大旦那のちょっといい話:<細田安兵衛さんの巻(10)>【水羊羹・缶詰・もてなし】
■プロフィール
細田 安兵衛(ほそだ やすべえ)
榮太樓總本鋪 相談役。東都のれん会会長。茶道 宗遍流時習軒十一世家元。
1927年、東京日本橋に生まれる。慶應義塾幼稚舎から同大学(昭和25年)卒。
現在、東商名誉議員、全国観光土産品連盟会長のほか、和菓子業界や地元日本橋に関わる団体役員なども務めている。藍綬褒章、勲四等瑞宝章受章。

 

みよちゃん 7月に入りました。まもなく夏本番。今年もまた、あの蒸し暑さがやってくるかと思うと憂鬱ですが、夏だからこその楽しみがあるのも日本に生まれた幸せですよね。
(細田) そうそう。浴衣に、うちわ、西瓜(すいか)に花火……。日本には夏を楽しむ風物詩、暮らしの工夫がたくさんあるからね。菓子屋も、上生菓子に葛(くず)を使って涼しさを演出したりね。
みよちゃん 葛の透明感やツルンとしたのど越しが、いっとき暑さを忘れさせてくれます。
それから冷蔵庫で冷やしていただく水羊羹も、甘党が待ちわびる夏のご馳走です。お中元でいただくと、とっても嬉しい!
(細田) 水羊羹は江戸時代からあったお菓子だけど、普通の羊羹よりも水分が多い、やわらかい羊羹のことを言っていたようで、夏に冷やして食べるというイメージではなかったようだ。いまも、福井県あたりでは、浅い箱に流した水羊羹が冬のお菓子の定番となっているからね。

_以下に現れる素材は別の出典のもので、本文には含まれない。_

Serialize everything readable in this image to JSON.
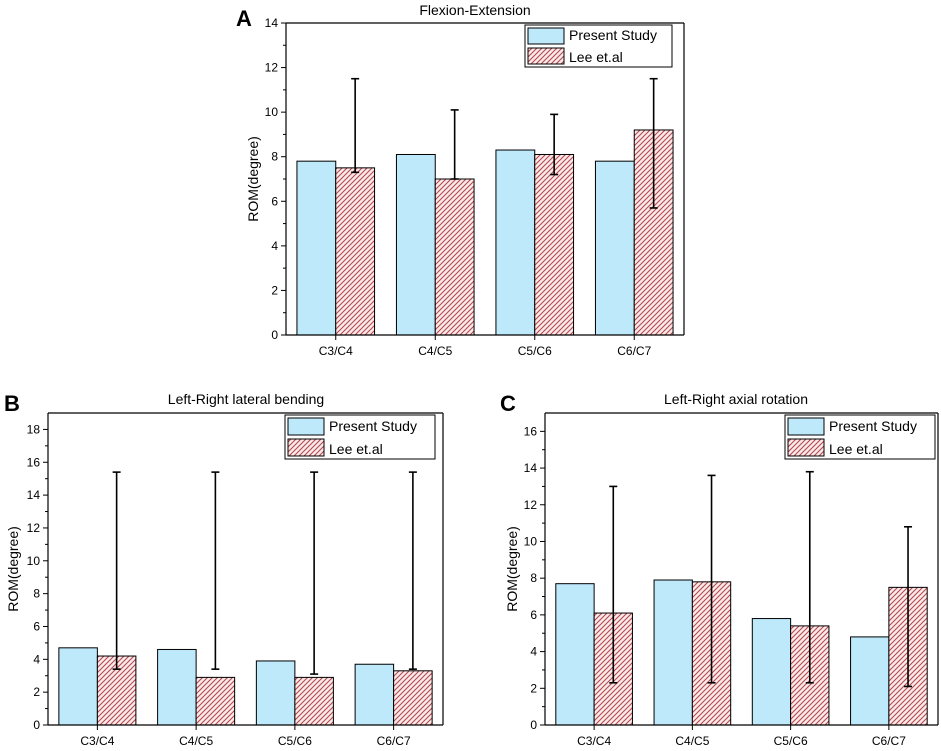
{
  "figure": {
    "colors": {
      "present": "#bde9fb",
      "lee_fill": "#fbeaea",
      "lee_hatch": "#b5494f",
      "axis": "#000000"
    },
    "icons": {
      "hatch": "diagonal-hatch-pattern"
    }
  },
  "chart_data": [
    {
      "panel": "A",
      "type": "bar",
      "title": "Flexion-Extension",
      "xlabel": "",
      "ylabel": "ROM(degree)",
      "categories": [
        "C3/C4",
        "C4/C5",
        "C5/C6",
        "C6/C7"
      ],
      "ylim": [
        0,
        14
      ],
      "yticks": [
        0,
        2,
        4,
        6,
        8,
        10,
        12,
        14
      ],
      "legend_position": "top-right",
      "series": [
        {
          "name": "Present Study",
          "values": [
            7.8,
            8.1,
            8.3,
            7.8
          ]
        },
        {
          "name": "Lee et.al",
          "values": [
            7.5,
            7.0,
            8.1,
            9.2
          ],
          "error_bars": [
            [
              7.3,
              11.5
            ],
            [
              7.0,
              10.1
            ],
            [
              7.2,
              9.9
            ],
            [
              5.7,
              11.5
            ]
          ]
        }
      ]
    },
    {
      "panel": "B",
      "type": "bar",
      "title": "Left-Right lateral bending",
      "xlabel": "",
      "ylabel": "ROM(degree)",
      "categories": [
        "C3/C4",
        "C4/C5",
        "C5/C6",
        "C6/C7"
      ],
      "ylim": [
        0,
        19
      ],
      "yticks": [
        0,
        2,
        4,
        6,
        8,
        10,
        12,
        14,
        16,
        18
      ],
      "legend_position": "top-right",
      "series": [
        {
          "name": "Present Study",
          "values": [
            4.7,
            4.6,
            3.9,
            3.7
          ]
        },
        {
          "name": "Lee et.al",
          "values": [
            4.2,
            2.9,
            2.9,
            3.3
          ],
          "error_bars": [
            [
              3.4,
              15.4
            ],
            [
              3.4,
              15.4
            ],
            [
              3.1,
              15.4
            ],
            [
              3.4,
              15.4
            ]
          ]
        }
      ]
    },
    {
      "panel": "C",
      "type": "bar",
      "title": "Left-Right axial rotation",
      "xlabel": "",
      "ylabel": "ROM(degree)",
      "categories": [
        "C3/C4",
        "C4/C5",
        "C5/C6",
        "C6/C7"
      ],
      "ylim": [
        0,
        17
      ],
      "yticks": [
        0,
        2,
        4,
        6,
        8,
        10,
        12,
        14,
        16
      ],
      "legend_position": "top-right",
      "series": [
        {
          "name": "Present Study",
          "values": [
            7.7,
            7.9,
            5.8,
            4.8
          ]
        },
        {
          "name": "Lee et.al",
          "values": [
            6.1,
            7.8,
            5.4,
            7.5
          ],
          "error_bars": [
            [
              2.3,
              13.0
            ],
            [
              2.3,
              13.6
            ],
            [
              2.3,
              13.8
            ],
            [
              2.1,
              10.8
            ]
          ]
        }
      ]
    }
  ]
}
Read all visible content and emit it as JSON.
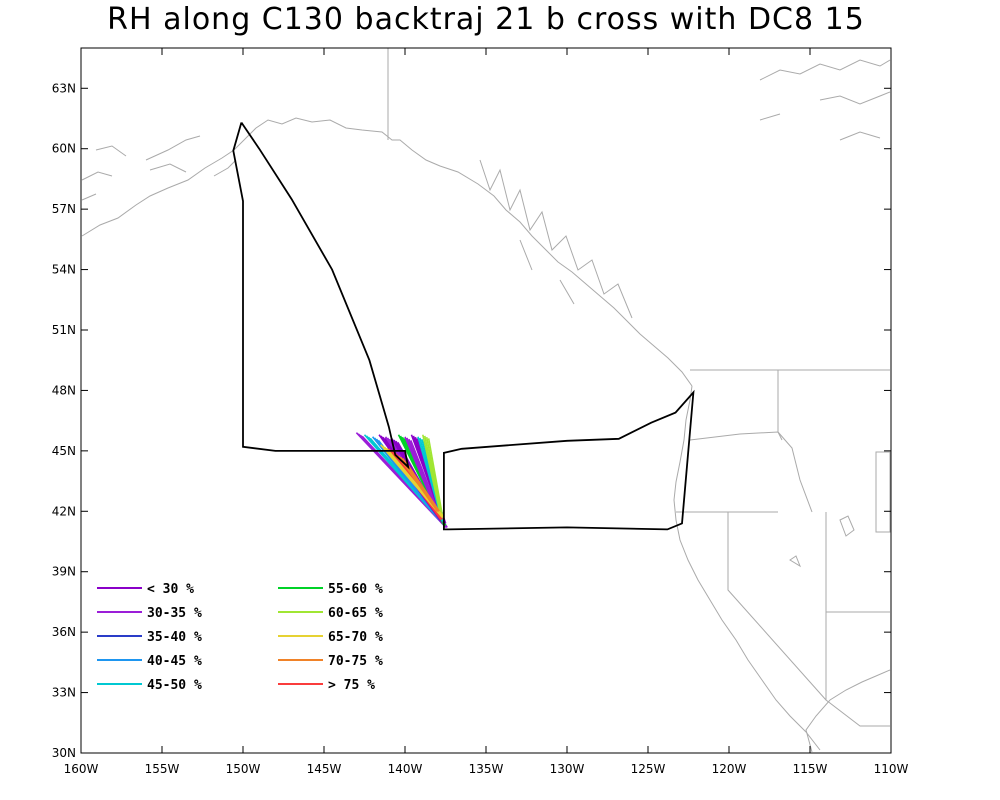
{
  "title": "RH along C130 backtraj 21 b cross with DC8 15",
  "axes": {
    "lon_range": [
      -160,
      -110
    ],
    "lat_range": [
      30,
      65
    ],
    "x_ticks": [
      {
        "value": -160,
        "label": "160W"
      },
      {
        "value": -155,
        "label": "155W"
      },
      {
        "value": -150,
        "label": "150W"
      },
      {
        "value": -145,
        "label": "145W"
      },
      {
        "value": -140,
        "label": "140W"
      },
      {
        "value": -135,
        "label": "135W"
      },
      {
        "value": -130,
        "label": "130W"
      },
      {
        "value": -125,
        "label": "125W"
      },
      {
        "value": -120,
        "label": "120W"
      },
      {
        "value": -115,
        "label": "115W"
      },
      {
        "value": -110,
        "label": "110W"
      }
    ],
    "y_ticks": [
      {
        "value": 30,
        "label": "30N"
      },
      {
        "value": 33,
        "label": "33N"
      },
      {
        "value": 36,
        "label": "36N"
      },
      {
        "value": 39,
        "label": "39N"
      },
      {
        "value": 42,
        "label": "42N"
      },
      {
        "value": 45,
        "label": "45N"
      },
      {
        "value": 48,
        "label": "48N"
      },
      {
        "value": 51,
        "label": "51N"
      },
      {
        "value": 54,
        "label": "54N"
      },
      {
        "value": 57,
        "label": "57N"
      },
      {
        "value": 60,
        "label": "60N"
      },
      {
        "value": 63,
        "label": "63N"
      }
    ]
  },
  "legend": [
    {
      "label": "< 30 %",
      "color": "#8a00c8"
    },
    {
      "label": "30-35 %",
      "color": "#9b1ed8"
    },
    {
      "label": "35-40 %",
      "color": "#2a3cc8"
    },
    {
      "label": "40-45 %",
      "color": "#1e96f0"
    },
    {
      "label": "45-50 %",
      "color": "#00c8d2"
    },
    {
      "label": "55-60 %",
      "color": "#00d228"
    },
    {
      "label": "60-65 %",
      "color": "#a0e632"
    },
    {
      "label": "65-70 %",
      "color": "#e6d232"
    },
    {
      "label": "70-75 %",
      "color": "#f08228"
    },
    {
      "label": "> 75 %",
      "color": "#fa3c3c"
    }
  ],
  "flight_track": [
    [
      -150.1,
      61.3
    ],
    [
      -150.6,
      59.9
    ],
    [
      -150.0,
      57.4
    ],
    [
      -150.0,
      54.4
    ],
    [
      -150.0,
      45.2
    ],
    [
      -148.0,
      45.0
    ],
    [
      -144.0,
      45.0
    ],
    [
      -140.0,
      45.0
    ],
    [
      -139.8,
      44.2
    ],
    [
      -140.6,
      44.8
    ],
    [
      -141.0,
      46.2
    ],
    [
      -142.2,
      49.5
    ],
    [
      -144.5,
      54.0
    ],
    [
      -147.0,
      57.5
    ],
    [
      -149.0,
      60.0
    ],
    [
      -150.1,
      61.3
    ]
  ],
  "flight_track_2": [
    [
      -137.3,
      41.1
    ],
    [
      -137.6,
      41.1
    ],
    [
      -137.6,
      44.9
    ],
    [
      -136.5,
      45.1
    ],
    [
      -130.0,
      45.5
    ],
    [
      -126.8,
      45.6
    ],
    [
      -124.8,
      46.4
    ],
    [
      -123.3,
      46.9
    ],
    [
      -122.2,
      47.9
    ],
    [
      -122.9,
      41.4
    ],
    [
      -123.8,
      41.1
    ],
    [
      -130.0,
      41.2
    ],
    [
      -137.3,
      41.1
    ]
  ],
  "trajectories": [
    {
      "start": [
        -143.0,
        45.9
      ],
      "end": [
        -137.6,
        41.3
      ],
      "color": "#9b1ed8"
    },
    {
      "start": [
        -142.5,
        45.8
      ],
      "end": [
        -137.8,
        41.5
      ],
      "color": "#00c8d2"
    },
    {
      "start": [
        -142.0,
        45.7
      ],
      "end": [
        -137.9,
        41.6
      ],
      "color": "#1e96f0"
    },
    {
      "start": [
        -141.6,
        45.8
      ],
      "end": [
        -137.7,
        41.4
      ],
      "color": "#8a00c8"
    },
    {
      "start": [
        -141.2,
        45.7
      ],
      "end": [
        -137.5,
        41.2
      ],
      "color": "#9b1ed8"
    },
    {
      "start": [
        -140.8,
        45.6
      ],
      "end": [
        -137.8,
        41.5
      ],
      "color": "#8a00c8"
    },
    {
      "start": [
        -140.4,
        45.8
      ],
      "end": [
        -137.6,
        41.3
      ],
      "color": "#00d228"
    },
    {
      "start": [
        -140.0,
        45.7
      ],
      "end": [
        -137.9,
        41.7
      ],
      "color": "#9b1ed8"
    },
    {
      "start": [
        -139.6,
        45.8
      ],
      "end": [
        -137.6,
        41.4
      ],
      "color": "#8a00c8"
    },
    {
      "start": [
        -139.2,
        45.7
      ],
      "end": [
        -137.7,
        41.5
      ],
      "color": "#00c8d2"
    },
    {
      "start": [
        -138.9,
        45.8
      ],
      "end": [
        -137.8,
        41.8
      ],
      "color": "#a0e632"
    },
    {
      "start": [
        -140.5,
        44.8
      ],
      "end": [
        -137.9,
        41.9
      ],
      "color": "#f08228"
    },
    {
      "start": [
        -141.0,
        45.1
      ],
      "end": [
        -137.8,
        41.6
      ],
      "color": "#fa3c3c"
    },
    {
      "start": [
        -141.5,
        45.3
      ],
      "end": [
        -137.7,
        41.7
      ],
      "color": "#e6d232"
    },
    {
      "start": [
        -140.2,
        44.5
      ],
      "end": [
        -138.0,
        42.0
      ],
      "color": "#f08228"
    }
  ]
}
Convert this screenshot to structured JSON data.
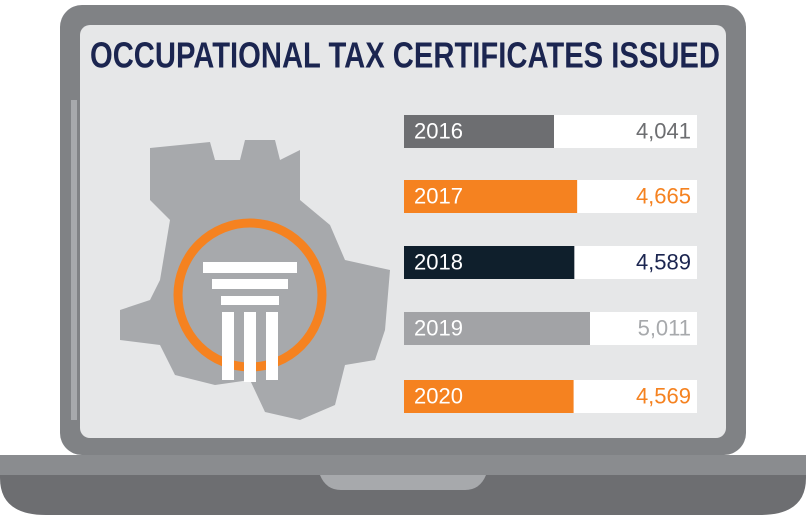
{
  "chart_data": {
    "type": "bar",
    "orientation": "horizontal",
    "title": "OCCUPATIONAL TAX CERTIFICATES ISSUED",
    "categories": [
      "2016",
      "2017",
      "2018",
      "2019",
      "2020"
    ],
    "values": [
      4041,
      4665,
      4589,
      5011,
      4569
    ],
    "value_labels": [
      "4,041",
      "4,665",
      "4,589",
      "5,011",
      "4,569"
    ],
    "colors": [
      "#6d6e71",
      "#f58220",
      "#0f1f2c",
      "#a2a3a6",
      "#f58220"
    ],
    "label_colors": [
      "#6d6e71",
      "#f58220",
      "#1b2550",
      "#a7a9ac",
      "#f58220"
    ]
  }
}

でも、いま「水羊羹」と言って、ほとんどの人が思い浮かべるのは、缶入りの水羊羹じゃないかな。
実は、あれは、戦後、冷蔵庫が大ブームとなって家庭に普及していったことで生まれたものなんだ。和菓子屋が、冷蔵庫に入れる菓子はないかと考えて、水羊羹を思いついたわけだ。で、作ってみると日持ちはいいし、形崩れも気にしなくていいし、何といっても冷たい水羊羹はおいしい。 「こりゃあ、いい!」ってんで、菓子屋はもちろん、お客さまも喜んでくださってね。
ちなみに、最初の頃、水羊羹の缶は缶切りで開けてたんだけど、知ってるかい?

みよちゃん 缶切りで!? 引っ張れば蓋が開くプルトップじゃなかったんですか。
(細田) いやいや、プルトップ方式の缶詰にしたのはうちが最初なんだ。お菓子を取り出すのに缶切りで開けるなんてヤボな話だと思ってね。それで、プルトップの特許使用許可をアメリカの会社から買って。
みよちゃん びっくり。私たちは細田さんのおかげで、缶切りを使わずに水羊羹をいただいているんですね。
(細田) いやいや、それがまた最近は別の問題が起きててね。
プルトップにしたのはいいんだけれど、あの方式だと缶のふちにギザギザが残らないから、缶に入ったまま食っちゃう人が出てきちゃった。
みよちゃん あー、確かに……。
(細田) 0907-1缶詰のアイデアも、プルトップのアイデアもよかったんだけど、まさか皿に移さずに食べるとは、想像もしなかった。スプーンまで添えて売っている菓子屋が悪いのかもしれないが、やはり器に出してこそ和菓子だと思うんだ。

和菓子は色や形で季節を表現したりする文化的な側面があるけれど、器との取り合わせで、また別の美しさが生まれるだろう? これが日本の食文化なんだよね。
たとえば西洋のお皿は、ほとんどが白くて円いけど、日本の器は丸あり四角あり三角あり、しかも磁器に陶器、ガラスに漆器と、形も色も手触りも実に多彩。どんな家庭でも、当たり前のようにいろいろな表情の器を持っているだろ。こんな国は世界中に、ほかにないんだよ。水羊羹の缶はたしかに器代わりになるかもしれないけれど、あれは器ではないんだ。
でも「いちいち器に移さなくてもよくて、便利です」なんて、お礼言われちゃったりね。世の中が変わってきたのかな。

みよちゃん (笑)。榮太樓の水羊羹は、器に開けると水紋の模様が上に来て、とっても涼やかできれいです。缶のまま食べてしまうと、そんな工夫がされていることにも気がつかないでしょうね。
これを読んでくださった人には、必ず水羊羹を器に移して召し上がっていただきましょう。

では、また来月。次回のお話も楽しみにしています。